Hybrid search is an information-retrieval approach that combines keyword-based retrieval (lexical matching, such as BM25) with vector/embedding-based retrieval (semantic similarity) to produce more relevant results than either method alone. In Retrieval-Augmented Generation (RAG), hybrid search is often used to improve recall for exact terms (product names, error codes) while still capturing paraphrases and conceptual similarity.
What is Hybrid Search?
Traditional search engines match queries to documents based on shared terms. This works well when users know the right keywords, but it can fail for paraphrases (“cancel subscription” vs. “terminate plan”) or when the same idea is expressed differently.
Vector search embeds both the query and documents into a numeric space and retrieves nearest neighbors by similarity. This captures meaning, but it can miss exact string requirements (IDs, part numbers) and sometimes returns semantically related but wrong results.
Hybrid search combines both signals.

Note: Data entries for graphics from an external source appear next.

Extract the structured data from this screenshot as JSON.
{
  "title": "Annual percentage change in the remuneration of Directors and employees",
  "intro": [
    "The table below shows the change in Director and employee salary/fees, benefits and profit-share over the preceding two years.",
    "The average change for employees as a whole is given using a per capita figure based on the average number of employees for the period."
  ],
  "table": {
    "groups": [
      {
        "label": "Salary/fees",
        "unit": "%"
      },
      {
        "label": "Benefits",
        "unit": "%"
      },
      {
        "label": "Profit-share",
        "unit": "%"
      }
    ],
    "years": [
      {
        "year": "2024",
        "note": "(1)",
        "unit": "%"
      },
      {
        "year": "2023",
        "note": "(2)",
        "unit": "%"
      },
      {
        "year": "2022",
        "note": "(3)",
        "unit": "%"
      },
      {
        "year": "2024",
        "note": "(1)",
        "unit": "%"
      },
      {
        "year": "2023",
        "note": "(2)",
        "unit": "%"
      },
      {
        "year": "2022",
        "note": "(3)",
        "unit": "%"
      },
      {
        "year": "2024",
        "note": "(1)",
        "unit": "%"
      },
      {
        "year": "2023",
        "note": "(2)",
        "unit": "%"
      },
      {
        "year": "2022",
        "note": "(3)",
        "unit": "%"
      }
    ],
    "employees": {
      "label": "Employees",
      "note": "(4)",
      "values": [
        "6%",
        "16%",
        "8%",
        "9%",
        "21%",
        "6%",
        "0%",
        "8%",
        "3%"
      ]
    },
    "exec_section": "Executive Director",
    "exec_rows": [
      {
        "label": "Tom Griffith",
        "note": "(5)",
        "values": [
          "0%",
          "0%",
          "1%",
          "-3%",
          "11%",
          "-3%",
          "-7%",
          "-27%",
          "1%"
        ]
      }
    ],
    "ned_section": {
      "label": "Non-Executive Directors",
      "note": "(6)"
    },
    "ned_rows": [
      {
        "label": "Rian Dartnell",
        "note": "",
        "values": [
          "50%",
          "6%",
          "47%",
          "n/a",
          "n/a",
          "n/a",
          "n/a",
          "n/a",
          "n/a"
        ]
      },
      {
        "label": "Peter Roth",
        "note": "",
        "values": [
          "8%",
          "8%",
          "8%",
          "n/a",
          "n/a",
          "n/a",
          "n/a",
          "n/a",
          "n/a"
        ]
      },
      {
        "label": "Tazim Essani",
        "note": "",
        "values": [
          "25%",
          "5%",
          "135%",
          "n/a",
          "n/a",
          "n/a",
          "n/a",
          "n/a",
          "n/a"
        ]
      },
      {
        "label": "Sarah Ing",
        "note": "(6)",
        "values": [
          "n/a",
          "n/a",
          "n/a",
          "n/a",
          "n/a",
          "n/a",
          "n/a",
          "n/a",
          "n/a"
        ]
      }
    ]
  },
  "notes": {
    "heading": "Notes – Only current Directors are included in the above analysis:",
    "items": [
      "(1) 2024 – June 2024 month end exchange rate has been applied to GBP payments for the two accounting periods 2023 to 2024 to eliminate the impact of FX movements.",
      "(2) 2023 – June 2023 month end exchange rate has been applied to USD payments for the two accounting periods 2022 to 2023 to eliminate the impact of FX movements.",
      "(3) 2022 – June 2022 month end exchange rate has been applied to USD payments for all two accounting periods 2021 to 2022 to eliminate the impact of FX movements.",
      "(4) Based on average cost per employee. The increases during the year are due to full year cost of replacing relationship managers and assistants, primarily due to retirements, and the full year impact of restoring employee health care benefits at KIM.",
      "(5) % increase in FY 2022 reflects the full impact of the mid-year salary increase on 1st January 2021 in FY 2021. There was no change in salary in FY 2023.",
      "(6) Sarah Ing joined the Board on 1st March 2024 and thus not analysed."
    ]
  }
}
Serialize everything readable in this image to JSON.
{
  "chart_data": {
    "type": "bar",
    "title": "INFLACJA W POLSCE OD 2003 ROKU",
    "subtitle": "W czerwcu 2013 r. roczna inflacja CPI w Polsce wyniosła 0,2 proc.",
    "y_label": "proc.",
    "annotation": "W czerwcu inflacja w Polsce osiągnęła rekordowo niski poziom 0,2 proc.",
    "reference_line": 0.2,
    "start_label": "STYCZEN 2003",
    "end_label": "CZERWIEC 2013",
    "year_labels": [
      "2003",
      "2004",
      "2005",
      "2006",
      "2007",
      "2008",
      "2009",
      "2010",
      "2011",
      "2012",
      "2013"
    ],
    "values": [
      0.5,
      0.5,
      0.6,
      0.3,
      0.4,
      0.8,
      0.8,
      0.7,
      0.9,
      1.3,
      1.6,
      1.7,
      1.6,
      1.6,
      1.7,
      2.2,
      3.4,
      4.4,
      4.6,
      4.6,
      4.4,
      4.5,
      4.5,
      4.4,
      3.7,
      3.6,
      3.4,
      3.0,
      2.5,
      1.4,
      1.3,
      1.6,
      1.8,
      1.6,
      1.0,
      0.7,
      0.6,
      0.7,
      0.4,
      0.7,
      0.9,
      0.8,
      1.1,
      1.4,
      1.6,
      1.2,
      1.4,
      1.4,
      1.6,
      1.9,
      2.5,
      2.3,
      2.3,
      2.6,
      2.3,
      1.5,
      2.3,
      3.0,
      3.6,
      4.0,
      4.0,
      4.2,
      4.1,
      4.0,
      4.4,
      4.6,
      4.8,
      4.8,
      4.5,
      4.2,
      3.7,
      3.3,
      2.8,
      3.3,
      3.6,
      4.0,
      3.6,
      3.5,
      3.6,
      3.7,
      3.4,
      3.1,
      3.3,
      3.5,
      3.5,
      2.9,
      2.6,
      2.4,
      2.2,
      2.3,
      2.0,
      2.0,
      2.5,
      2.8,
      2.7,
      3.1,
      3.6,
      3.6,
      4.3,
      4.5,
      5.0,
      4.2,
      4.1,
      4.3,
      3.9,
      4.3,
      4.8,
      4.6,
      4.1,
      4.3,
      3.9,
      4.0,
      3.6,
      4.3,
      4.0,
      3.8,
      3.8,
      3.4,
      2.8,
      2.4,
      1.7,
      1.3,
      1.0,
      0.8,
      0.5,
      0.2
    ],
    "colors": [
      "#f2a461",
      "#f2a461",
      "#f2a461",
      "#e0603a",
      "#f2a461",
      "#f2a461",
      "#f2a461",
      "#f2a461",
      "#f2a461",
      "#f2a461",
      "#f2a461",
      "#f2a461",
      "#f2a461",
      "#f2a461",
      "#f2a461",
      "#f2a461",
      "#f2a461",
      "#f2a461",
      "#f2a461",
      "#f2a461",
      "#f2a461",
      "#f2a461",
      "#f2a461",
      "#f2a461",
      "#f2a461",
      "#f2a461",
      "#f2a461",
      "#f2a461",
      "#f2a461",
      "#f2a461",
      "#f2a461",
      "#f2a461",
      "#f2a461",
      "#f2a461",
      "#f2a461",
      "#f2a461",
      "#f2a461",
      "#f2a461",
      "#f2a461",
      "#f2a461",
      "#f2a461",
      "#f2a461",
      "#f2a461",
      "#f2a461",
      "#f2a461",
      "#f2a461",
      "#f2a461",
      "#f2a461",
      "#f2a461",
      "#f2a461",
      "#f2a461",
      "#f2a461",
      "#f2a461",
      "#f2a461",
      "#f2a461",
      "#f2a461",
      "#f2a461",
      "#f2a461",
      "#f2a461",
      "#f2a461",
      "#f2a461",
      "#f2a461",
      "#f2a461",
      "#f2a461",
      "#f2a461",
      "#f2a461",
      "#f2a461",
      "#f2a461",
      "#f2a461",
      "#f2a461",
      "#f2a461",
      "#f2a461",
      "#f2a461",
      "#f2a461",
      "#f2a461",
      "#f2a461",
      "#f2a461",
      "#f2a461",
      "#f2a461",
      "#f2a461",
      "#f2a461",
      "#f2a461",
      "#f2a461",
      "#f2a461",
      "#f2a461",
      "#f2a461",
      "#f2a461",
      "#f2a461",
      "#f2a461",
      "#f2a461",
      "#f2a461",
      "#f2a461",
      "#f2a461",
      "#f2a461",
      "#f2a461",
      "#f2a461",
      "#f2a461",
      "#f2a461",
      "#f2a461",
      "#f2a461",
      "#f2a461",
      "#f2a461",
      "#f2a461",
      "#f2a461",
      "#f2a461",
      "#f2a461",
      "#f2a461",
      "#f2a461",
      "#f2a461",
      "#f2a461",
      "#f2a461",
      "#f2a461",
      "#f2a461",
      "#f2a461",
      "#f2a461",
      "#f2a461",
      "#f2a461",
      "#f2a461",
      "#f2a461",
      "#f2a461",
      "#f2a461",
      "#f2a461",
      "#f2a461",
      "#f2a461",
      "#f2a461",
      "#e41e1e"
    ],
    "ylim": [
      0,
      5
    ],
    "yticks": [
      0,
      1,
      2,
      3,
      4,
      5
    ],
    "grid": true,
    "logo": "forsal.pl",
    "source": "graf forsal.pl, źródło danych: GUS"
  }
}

Common implementations either:
- Run two retrievers (BM25 + vector) and merge results (e.g., weighted score fusion, reciprocal rank fusion).

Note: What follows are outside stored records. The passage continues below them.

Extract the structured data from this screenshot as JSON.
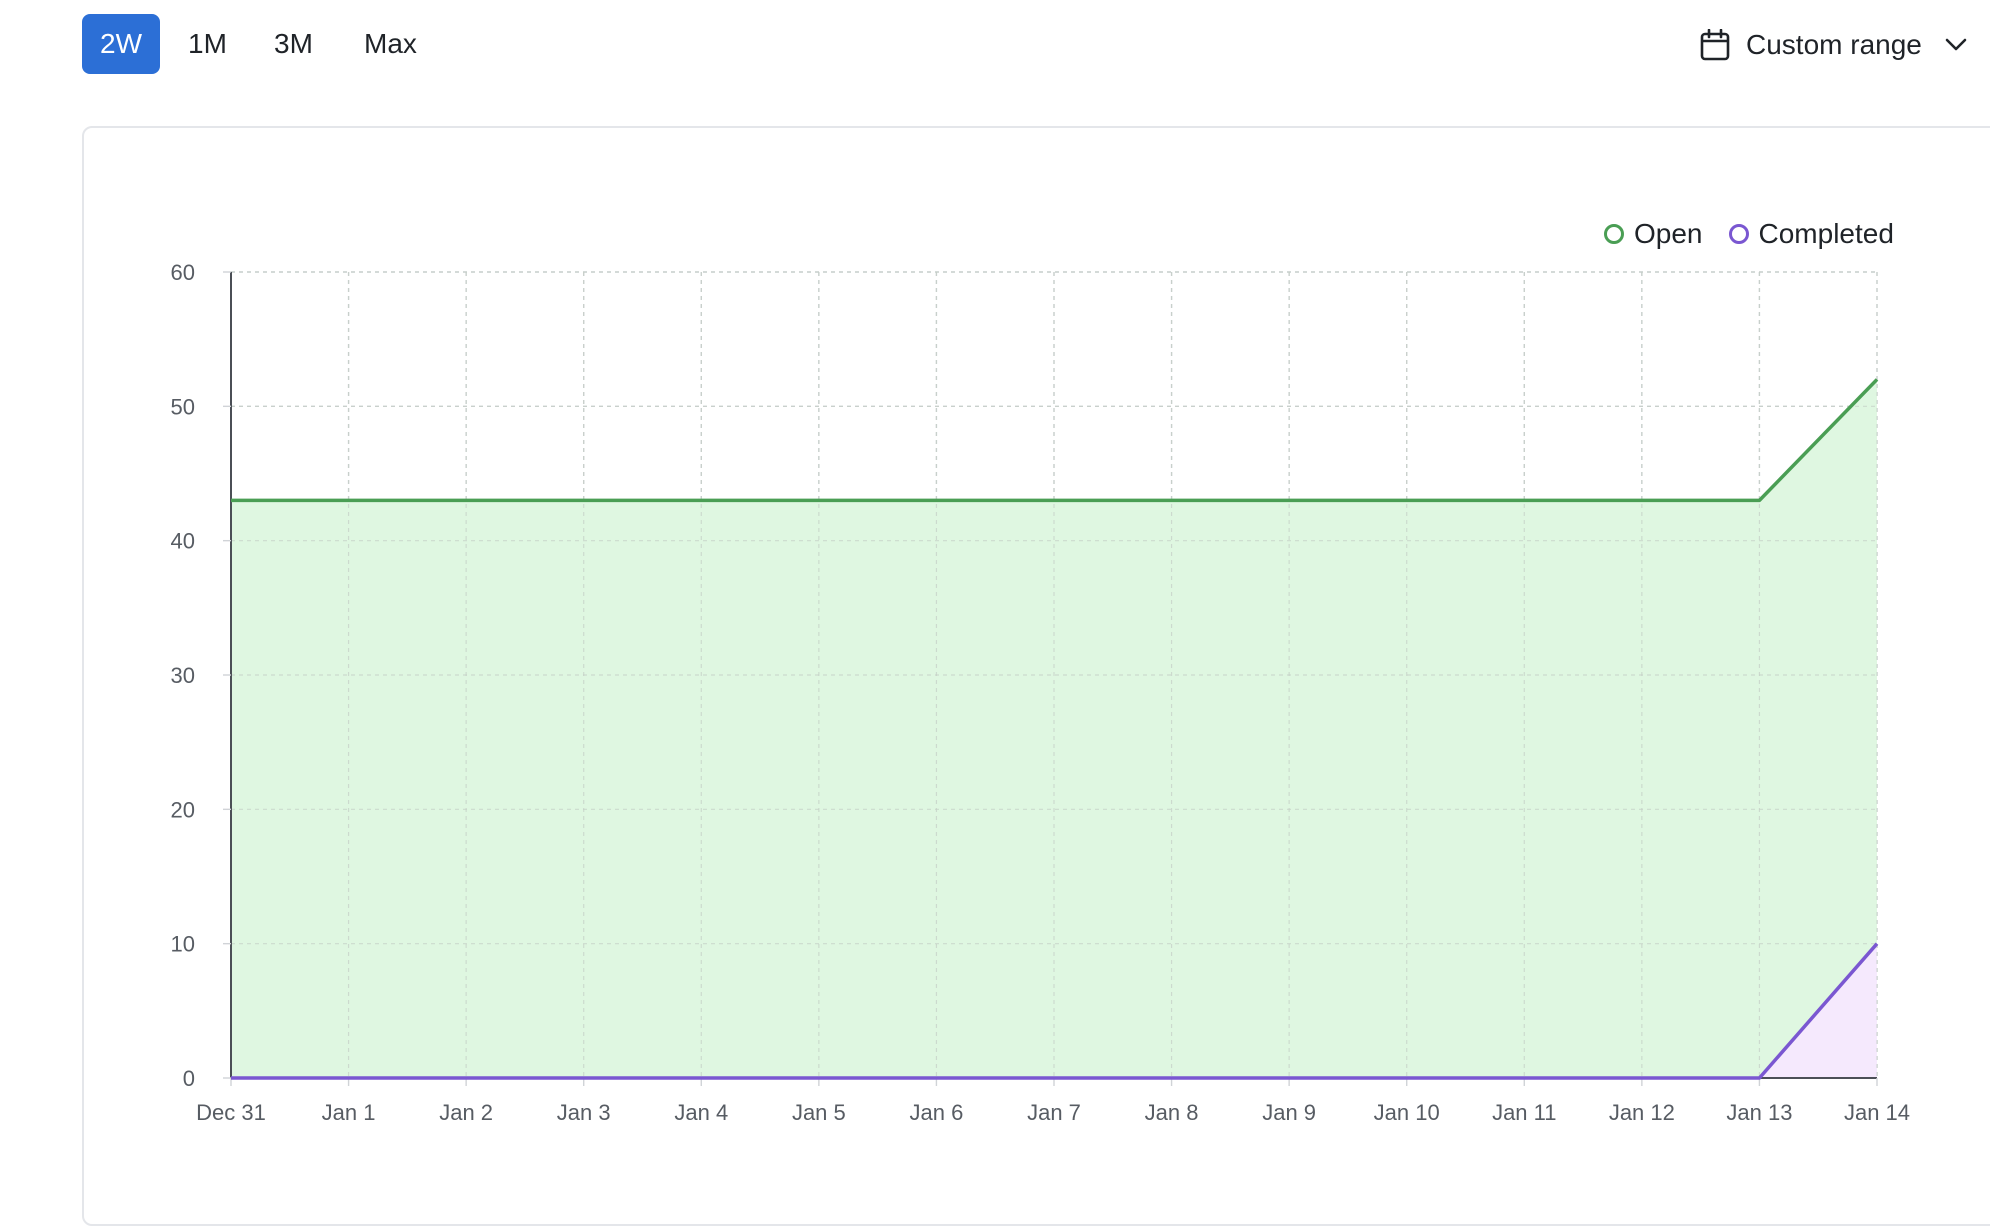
{
  "toolbar": {
    "ranges": [
      {
        "label": "2W",
        "active": true
      },
      {
        "label": "1M",
        "active": false
      },
      {
        "label": "3M",
        "active": false
      },
      {
        "label": "Max",
        "active": false
      }
    ],
    "custom_range_label": "Custom range",
    "calendar_icon": "calendar-icon",
    "dropdown_icon": "chevron-down-icon"
  },
  "legend": {
    "open_label": "Open",
    "completed_label": "Completed"
  },
  "colors": {
    "accent": "#2c6fd6",
    "open_line": "#4a9e54",
    "open_fill": "#dff7e1",
    "completed_line": "#7a57d1",
    "completed_fill": "#f5e9fd",
    "grid": "#d0d3d7",
    "axis": "#4b4f56",
    "tick_text": "#575c63"
  },
  "chart_data": {
    "type": "area",
    "x": [
      "Dec 31",
      "Jan 1",
      "Jan 2",
      "Jan 3",
      "Jan 4",
      "Jan 5",
      "Jan 6",
      "Jan 7",
      "Jan 8",
      "Jan 9",
      "Jan 10",
      "Jan 11",
      "Jan 12",
      "Jan 13",
      "Jan 14"
    ],
    "series": [
      {
        "name": "Open",
        "values": [
          43,
          43,
          43,
          43,
          43,
          43,
          43,
          43,
          43,
          43,
          43,
          43,
          43,
          43,
          52
        ]
      },
      {
        "name": "Completed",
        "values": [
          0,
          0,
          0,
          0,
          0,
          0,
          0,
          0,
          0,
          0,
          0,
          0,
          0,
          0,
          10
        ]
      }
    ],
    "yticks": [
      0,
      10,
      20,
      30,
      40,
      50,
      60
    ],
    "ylim": [
      0,
      60
    ],
    "grid": true,
    "legend_position": "top-right",
    "title": "",
    "xlabel": "",
    "ylabel": ""
  }
}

- Use one index with two fields (text + embeddings) and compute a combined score.
- Stage retrieval (BM25 candidates → vector rerank, or vice versa).
The key design choice is how to balance lexical precision with semantic recall. Teams tune weights, thresholds, and filters using offline retrieval evaluation and end-to-end answer quality metrics.

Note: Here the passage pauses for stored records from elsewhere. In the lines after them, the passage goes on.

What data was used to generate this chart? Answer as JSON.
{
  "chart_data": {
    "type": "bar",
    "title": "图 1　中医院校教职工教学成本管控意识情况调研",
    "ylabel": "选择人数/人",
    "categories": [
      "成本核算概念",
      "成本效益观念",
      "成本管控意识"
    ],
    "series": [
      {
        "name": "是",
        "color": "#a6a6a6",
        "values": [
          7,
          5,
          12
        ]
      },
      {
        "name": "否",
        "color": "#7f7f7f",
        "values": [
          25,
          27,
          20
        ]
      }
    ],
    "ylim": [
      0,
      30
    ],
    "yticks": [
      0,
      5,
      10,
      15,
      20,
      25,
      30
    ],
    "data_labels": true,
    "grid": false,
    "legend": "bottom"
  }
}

Where it’s used and why it matters
Hybrid search is widely used in enterprise RAG assistants, support bots, and documentation copilots because real user queries mix exact tokens (error messages, file paths, versions) and natural language (“why is my build failing?”). It matters because retrieval quality often dominates overall RAG correctness: if you retrieve the wrong chunks, the LLM either hallucinates or answers incorrectly.
Hybrid search also helps with:
- Short queries where embeddings can be under-specified.
- Domain jargon that embeddings may not represent well.
- Disambiguation by requiring both term overlap and semantic similarity.
Examples
- A query like “HTTP 429 on login endpoint” benefits from keyword matching (“429”, “login”), while “rate limit error when signing in” benefits from semantic similarity. Hybrid search can retrieve the same relevant runbook for both.
- In product search, “AirPods Pro 2 case” requires lexical precision (“Pro 2”), but users may also say “latest pro earbuds case,” where vectors help.
FAQs
1. When should I choose hybrid search over pure vector search?
Use hybrid search when exact tokens (IDs, version strings, error codes) matter and you still need semantic matching.
2. How do I combine BM25 and vector scores?
Common methods are weighted linear combination, reciprocal rank fusion (RRF), and reranking with a cross-encoder.
3. Does hybrid search reduce hallucinations in RAG?
Indirectly—by improving retrieval relevance and coverage, it reduces the chance the model must guess.
4. What are the main drawbacks?
Extra complexity, more tuning, and sometimes higher latency/cost due to running multiple retrieval steps.